Let’s take a step back and review one policy underlying our income tax system. It is this: anything of value given to an employee by an employer is taxable income. Employers cannot give gifts to their employees. Well, they can, but no matter what the motivation, the value, the fair market value, of that “gift” is supposed to be reported by the employer to the IRS and to the employee. And the employee pays income taxes on it—unless there’s a tax break
Happily, tuition remission programs enjoy an excellent tax break. Section 117 of the Internal Revenue Code is entitled “Qualified Scholarships.” Section 117(d) is called “Qualified Tuition Reduction.” 117(d) is short and clear, “Gross income shall not include any qualified tuition reduction.” A qualified tuition reduction means any reduction in tuition provided to an employee (or spouse or dependent child) at the employing educational institution or at another educational institution.
However, and this is what I am here to point out to you: the tax benefits of qualified tuition reduction apply to highly compensated employees only if the reduction does not discriminate in favor of the highly compensated employee. For 2020, a highly compensated employee is someone who earns more than $130,000.
It is not uncommon for senior executives of educational institutions to get a better tuition remission deal than other employees—it is sometimes called “preferred financial aid.” For example, most people get 50% of their children’s tuition remitted, but the head of school or president gets full remission, 100%, for her children.
That’s a discriminatory policy.
What are the consequences?
The tax break, the exclusion from taxable income, doesn’t apply for a highly compensated employee who receives a more favorable discriminatory reduction.
You might think that the Head of School or the President would owe income taxes on the difference between the remission provided to rank and file employees the remission provided to her children. That makes sense.
But that’s not the law. Section 117 says that the reduction will not apply in that case, so no reduction, no tax break, income taxes are owed on the entire amount of the remitted tuition.
This rule is relatively obscure. Mostly, discriminatory tuition reduction arrangements are not spotted. Not by the CFO and, surprisingly, not by the school’s outside accountants and auditors.

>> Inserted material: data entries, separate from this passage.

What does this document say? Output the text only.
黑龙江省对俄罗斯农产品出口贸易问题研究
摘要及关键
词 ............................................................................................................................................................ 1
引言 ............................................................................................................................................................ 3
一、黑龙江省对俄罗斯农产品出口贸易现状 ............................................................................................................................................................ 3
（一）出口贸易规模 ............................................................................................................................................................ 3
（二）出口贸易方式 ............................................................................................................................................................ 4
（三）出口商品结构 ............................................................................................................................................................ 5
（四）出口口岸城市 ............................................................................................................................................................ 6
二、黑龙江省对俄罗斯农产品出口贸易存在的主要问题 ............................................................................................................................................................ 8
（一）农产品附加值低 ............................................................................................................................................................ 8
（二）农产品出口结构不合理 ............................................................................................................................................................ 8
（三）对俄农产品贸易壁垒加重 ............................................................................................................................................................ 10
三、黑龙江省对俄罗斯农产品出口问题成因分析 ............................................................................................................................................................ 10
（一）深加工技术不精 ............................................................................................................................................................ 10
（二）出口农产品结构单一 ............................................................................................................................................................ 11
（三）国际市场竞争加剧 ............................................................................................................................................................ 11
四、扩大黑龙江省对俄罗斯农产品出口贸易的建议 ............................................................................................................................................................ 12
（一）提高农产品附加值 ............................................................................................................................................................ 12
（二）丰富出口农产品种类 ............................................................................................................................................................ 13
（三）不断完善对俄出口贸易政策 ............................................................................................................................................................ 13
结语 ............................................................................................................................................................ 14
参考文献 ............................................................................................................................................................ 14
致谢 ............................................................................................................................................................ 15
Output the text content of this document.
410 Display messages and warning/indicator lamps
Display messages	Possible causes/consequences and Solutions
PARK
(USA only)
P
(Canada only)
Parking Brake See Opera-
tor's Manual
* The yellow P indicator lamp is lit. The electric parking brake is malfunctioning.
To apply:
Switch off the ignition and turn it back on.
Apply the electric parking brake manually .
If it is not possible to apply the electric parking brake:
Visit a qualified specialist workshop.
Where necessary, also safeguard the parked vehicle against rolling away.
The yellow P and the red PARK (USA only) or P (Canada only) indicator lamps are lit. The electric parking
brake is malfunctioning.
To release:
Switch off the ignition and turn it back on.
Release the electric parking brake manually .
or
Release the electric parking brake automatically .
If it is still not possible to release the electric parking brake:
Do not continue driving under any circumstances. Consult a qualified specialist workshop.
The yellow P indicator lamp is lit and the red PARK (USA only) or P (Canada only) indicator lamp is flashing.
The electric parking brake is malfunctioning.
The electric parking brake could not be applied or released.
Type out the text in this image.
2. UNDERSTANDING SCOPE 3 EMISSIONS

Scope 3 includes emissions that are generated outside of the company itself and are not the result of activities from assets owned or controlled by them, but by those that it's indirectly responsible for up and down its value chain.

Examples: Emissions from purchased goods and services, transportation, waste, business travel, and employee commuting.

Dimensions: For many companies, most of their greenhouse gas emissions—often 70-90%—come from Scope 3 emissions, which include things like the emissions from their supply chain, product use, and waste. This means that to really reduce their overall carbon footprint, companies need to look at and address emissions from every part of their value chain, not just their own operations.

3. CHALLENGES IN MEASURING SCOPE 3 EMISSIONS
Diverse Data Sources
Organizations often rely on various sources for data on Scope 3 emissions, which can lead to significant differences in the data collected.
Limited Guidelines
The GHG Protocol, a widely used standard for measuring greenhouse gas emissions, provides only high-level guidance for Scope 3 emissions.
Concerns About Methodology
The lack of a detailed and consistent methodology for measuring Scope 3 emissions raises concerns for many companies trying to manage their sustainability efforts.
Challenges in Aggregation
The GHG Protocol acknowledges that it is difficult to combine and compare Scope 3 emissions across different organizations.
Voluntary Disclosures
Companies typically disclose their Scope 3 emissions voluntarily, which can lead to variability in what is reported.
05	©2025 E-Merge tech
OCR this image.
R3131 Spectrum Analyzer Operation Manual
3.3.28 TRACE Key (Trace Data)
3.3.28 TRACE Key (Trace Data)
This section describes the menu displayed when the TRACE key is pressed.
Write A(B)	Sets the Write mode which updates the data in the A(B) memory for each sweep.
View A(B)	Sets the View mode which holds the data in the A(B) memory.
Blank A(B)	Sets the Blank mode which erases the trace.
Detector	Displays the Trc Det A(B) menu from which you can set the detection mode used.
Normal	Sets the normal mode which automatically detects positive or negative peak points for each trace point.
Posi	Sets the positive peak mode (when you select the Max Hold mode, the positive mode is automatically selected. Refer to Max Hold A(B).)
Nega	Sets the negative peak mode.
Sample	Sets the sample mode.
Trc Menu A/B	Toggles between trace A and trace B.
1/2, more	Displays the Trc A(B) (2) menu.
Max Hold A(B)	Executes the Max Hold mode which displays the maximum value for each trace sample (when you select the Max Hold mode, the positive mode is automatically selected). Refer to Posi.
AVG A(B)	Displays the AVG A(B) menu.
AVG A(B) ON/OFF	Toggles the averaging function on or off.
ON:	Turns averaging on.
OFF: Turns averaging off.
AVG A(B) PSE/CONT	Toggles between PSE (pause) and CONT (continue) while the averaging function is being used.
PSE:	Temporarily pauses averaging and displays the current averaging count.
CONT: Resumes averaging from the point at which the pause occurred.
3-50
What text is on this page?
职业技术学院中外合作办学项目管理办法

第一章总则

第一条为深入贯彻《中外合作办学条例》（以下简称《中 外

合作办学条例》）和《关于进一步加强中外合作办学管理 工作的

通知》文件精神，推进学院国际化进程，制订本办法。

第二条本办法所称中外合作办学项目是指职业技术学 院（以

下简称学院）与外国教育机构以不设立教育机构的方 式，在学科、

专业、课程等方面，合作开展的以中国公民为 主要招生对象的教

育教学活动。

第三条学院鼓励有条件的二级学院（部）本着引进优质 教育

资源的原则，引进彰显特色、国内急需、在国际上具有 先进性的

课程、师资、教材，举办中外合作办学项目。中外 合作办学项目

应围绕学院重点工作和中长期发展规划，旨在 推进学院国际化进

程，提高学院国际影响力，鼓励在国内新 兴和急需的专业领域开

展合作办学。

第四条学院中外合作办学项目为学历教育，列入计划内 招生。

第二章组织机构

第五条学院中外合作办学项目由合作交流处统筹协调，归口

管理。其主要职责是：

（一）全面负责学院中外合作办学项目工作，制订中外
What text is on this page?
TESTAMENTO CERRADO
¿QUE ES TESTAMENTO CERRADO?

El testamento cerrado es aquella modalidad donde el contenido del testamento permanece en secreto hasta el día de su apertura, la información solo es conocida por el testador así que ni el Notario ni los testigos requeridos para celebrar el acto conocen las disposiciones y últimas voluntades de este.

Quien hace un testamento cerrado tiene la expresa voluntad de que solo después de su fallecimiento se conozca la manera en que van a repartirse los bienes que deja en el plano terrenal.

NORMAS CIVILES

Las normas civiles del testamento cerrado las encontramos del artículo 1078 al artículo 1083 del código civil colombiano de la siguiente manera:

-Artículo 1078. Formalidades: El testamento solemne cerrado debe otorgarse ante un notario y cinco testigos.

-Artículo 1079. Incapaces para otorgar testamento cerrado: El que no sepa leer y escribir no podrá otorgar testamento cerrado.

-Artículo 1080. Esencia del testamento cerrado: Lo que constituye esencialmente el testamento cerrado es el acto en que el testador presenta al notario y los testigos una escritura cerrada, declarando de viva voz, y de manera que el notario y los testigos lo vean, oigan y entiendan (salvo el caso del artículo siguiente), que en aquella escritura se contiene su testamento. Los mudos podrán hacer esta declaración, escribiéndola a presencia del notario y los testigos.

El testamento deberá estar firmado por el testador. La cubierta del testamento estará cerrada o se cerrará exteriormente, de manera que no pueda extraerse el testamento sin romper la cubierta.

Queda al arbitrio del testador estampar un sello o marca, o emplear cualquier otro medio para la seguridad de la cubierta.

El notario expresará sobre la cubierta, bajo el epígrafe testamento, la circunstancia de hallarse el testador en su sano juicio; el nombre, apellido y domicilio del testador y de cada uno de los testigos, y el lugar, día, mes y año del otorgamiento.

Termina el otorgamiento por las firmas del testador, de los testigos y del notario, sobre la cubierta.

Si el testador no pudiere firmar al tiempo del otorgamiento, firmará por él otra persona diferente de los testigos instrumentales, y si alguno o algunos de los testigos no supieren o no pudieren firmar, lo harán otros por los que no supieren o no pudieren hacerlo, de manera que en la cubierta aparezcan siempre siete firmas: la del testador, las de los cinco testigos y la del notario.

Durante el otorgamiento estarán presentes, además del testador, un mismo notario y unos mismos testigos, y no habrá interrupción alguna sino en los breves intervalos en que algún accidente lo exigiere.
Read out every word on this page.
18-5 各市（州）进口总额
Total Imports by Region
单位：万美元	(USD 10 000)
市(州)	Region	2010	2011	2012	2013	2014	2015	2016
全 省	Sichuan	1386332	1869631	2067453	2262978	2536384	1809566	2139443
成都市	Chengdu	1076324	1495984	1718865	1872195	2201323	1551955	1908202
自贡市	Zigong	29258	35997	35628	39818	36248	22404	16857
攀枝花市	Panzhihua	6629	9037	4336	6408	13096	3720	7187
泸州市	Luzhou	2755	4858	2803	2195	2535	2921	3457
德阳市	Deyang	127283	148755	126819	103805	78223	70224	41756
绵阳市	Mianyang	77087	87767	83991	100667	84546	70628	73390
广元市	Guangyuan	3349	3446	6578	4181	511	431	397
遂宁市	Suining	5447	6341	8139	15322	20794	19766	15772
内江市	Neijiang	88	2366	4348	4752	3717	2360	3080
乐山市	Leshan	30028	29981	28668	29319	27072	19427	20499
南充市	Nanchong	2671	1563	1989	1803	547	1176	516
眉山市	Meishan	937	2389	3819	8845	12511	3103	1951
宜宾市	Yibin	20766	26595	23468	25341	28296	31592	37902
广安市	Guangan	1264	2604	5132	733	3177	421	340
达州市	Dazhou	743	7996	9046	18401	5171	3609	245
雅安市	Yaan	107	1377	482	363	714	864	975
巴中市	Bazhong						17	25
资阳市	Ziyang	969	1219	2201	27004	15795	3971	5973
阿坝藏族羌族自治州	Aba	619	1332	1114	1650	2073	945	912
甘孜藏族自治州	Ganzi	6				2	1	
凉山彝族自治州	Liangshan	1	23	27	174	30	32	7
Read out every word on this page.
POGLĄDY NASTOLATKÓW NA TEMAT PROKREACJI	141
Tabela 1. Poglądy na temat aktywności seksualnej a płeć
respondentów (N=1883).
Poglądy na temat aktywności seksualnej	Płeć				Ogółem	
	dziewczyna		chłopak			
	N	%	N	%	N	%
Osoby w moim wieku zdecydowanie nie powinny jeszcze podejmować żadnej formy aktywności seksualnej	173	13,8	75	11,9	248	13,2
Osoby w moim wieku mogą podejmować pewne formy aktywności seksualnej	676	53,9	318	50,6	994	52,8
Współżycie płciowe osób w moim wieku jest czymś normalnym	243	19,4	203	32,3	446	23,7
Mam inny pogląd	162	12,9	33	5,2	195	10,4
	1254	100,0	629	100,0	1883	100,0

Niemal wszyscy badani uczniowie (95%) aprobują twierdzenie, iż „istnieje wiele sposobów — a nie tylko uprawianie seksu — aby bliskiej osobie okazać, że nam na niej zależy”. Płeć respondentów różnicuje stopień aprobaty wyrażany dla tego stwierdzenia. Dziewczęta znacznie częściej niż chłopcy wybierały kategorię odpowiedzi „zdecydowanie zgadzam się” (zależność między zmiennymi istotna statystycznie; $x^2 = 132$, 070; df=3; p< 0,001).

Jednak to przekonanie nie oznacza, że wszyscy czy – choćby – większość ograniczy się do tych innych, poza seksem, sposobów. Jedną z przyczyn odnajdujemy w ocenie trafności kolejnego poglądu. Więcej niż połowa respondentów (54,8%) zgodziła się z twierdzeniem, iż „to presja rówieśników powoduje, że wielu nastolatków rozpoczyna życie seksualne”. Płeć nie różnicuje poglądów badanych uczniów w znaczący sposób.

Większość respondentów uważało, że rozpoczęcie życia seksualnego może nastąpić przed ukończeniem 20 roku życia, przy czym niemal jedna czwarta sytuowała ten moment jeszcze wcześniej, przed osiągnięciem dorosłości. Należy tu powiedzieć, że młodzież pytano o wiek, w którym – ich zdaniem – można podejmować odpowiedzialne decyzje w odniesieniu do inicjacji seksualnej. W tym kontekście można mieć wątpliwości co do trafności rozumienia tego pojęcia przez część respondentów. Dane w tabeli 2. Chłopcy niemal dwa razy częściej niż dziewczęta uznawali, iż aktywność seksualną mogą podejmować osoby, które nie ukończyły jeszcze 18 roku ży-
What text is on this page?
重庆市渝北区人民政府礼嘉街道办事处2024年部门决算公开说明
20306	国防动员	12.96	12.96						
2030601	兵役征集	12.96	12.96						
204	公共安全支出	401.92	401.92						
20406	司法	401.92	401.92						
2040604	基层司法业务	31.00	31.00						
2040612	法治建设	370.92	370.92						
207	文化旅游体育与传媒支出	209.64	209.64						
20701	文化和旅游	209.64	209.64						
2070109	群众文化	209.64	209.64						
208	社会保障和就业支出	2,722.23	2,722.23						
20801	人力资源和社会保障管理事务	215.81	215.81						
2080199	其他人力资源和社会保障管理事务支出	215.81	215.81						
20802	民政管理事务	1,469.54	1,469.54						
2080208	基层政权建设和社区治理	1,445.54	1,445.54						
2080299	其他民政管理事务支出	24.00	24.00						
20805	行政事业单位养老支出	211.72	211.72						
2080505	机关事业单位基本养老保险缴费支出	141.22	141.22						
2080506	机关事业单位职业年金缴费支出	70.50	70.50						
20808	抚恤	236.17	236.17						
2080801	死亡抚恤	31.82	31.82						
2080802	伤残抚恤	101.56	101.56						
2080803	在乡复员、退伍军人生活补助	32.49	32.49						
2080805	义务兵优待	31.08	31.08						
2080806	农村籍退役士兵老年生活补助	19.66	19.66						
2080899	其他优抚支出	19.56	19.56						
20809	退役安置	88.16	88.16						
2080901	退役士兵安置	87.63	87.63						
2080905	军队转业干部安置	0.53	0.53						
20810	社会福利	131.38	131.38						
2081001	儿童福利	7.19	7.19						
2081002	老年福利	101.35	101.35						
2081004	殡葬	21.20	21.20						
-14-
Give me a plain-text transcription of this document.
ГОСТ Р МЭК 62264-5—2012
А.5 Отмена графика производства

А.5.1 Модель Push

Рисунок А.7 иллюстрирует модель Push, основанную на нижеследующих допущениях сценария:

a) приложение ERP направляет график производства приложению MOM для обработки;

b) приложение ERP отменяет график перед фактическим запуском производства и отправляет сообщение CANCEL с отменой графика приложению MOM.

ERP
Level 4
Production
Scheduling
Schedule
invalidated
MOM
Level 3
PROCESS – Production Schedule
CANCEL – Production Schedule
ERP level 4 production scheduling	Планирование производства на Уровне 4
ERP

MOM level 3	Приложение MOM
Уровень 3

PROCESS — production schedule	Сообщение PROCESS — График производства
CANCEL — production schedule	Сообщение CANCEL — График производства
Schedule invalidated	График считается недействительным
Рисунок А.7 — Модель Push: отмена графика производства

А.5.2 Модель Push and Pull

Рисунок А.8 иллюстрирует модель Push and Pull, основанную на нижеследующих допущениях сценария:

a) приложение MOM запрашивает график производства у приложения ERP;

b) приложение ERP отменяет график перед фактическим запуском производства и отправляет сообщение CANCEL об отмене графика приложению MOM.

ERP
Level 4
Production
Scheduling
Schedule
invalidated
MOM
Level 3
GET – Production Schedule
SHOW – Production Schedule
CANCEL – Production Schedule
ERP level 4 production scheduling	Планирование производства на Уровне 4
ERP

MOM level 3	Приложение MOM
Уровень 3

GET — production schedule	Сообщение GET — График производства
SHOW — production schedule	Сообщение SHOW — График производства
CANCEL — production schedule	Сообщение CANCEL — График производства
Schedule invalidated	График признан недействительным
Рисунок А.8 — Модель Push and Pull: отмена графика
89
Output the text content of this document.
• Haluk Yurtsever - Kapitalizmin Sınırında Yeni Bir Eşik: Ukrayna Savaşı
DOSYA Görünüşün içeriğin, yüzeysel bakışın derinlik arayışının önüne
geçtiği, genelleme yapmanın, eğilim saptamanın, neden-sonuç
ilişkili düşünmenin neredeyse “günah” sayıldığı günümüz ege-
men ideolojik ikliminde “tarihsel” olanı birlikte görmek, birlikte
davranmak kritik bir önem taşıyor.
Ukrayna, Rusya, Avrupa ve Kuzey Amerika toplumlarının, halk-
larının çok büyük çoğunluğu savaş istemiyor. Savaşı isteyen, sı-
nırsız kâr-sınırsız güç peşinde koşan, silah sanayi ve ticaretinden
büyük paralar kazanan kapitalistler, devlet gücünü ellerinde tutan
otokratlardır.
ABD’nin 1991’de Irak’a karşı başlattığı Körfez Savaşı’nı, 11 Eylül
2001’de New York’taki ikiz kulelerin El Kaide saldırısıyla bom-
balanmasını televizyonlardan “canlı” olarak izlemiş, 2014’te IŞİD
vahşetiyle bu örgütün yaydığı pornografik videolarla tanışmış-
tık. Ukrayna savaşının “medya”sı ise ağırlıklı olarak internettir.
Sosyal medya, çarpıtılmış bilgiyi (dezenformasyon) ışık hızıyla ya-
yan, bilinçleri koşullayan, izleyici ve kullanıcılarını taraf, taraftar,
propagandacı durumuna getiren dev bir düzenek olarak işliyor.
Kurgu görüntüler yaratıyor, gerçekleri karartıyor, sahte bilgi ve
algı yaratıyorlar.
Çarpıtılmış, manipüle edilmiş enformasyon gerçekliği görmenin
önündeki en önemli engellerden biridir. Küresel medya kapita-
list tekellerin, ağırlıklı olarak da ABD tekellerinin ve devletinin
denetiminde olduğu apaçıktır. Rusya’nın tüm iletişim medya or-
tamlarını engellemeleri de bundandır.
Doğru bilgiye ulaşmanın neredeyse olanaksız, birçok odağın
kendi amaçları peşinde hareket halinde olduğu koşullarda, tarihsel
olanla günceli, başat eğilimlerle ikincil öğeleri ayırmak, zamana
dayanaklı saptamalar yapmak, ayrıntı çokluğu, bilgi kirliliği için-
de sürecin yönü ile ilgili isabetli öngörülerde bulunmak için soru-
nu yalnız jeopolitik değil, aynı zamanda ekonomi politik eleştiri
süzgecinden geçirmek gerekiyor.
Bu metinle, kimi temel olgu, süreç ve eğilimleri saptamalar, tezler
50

That can be partially explained by the failure to report anything about remission programs, on the assumption that they are universally tax exempt, and the failure of the auditors and accountants to ask. As a result, when it is discovered by an alert auditor or CFO, the error may have been going on for years.
If you have a tuition remission program that might be discriminatory, you should check with your CFO, accountants, auditors, or legal counsel. The consequences to the beneficiaries of the discriminatory plan, the senior-most executives at your school, may find themselves owing tens of thousands of dollars in unanticipated income taxes and interest.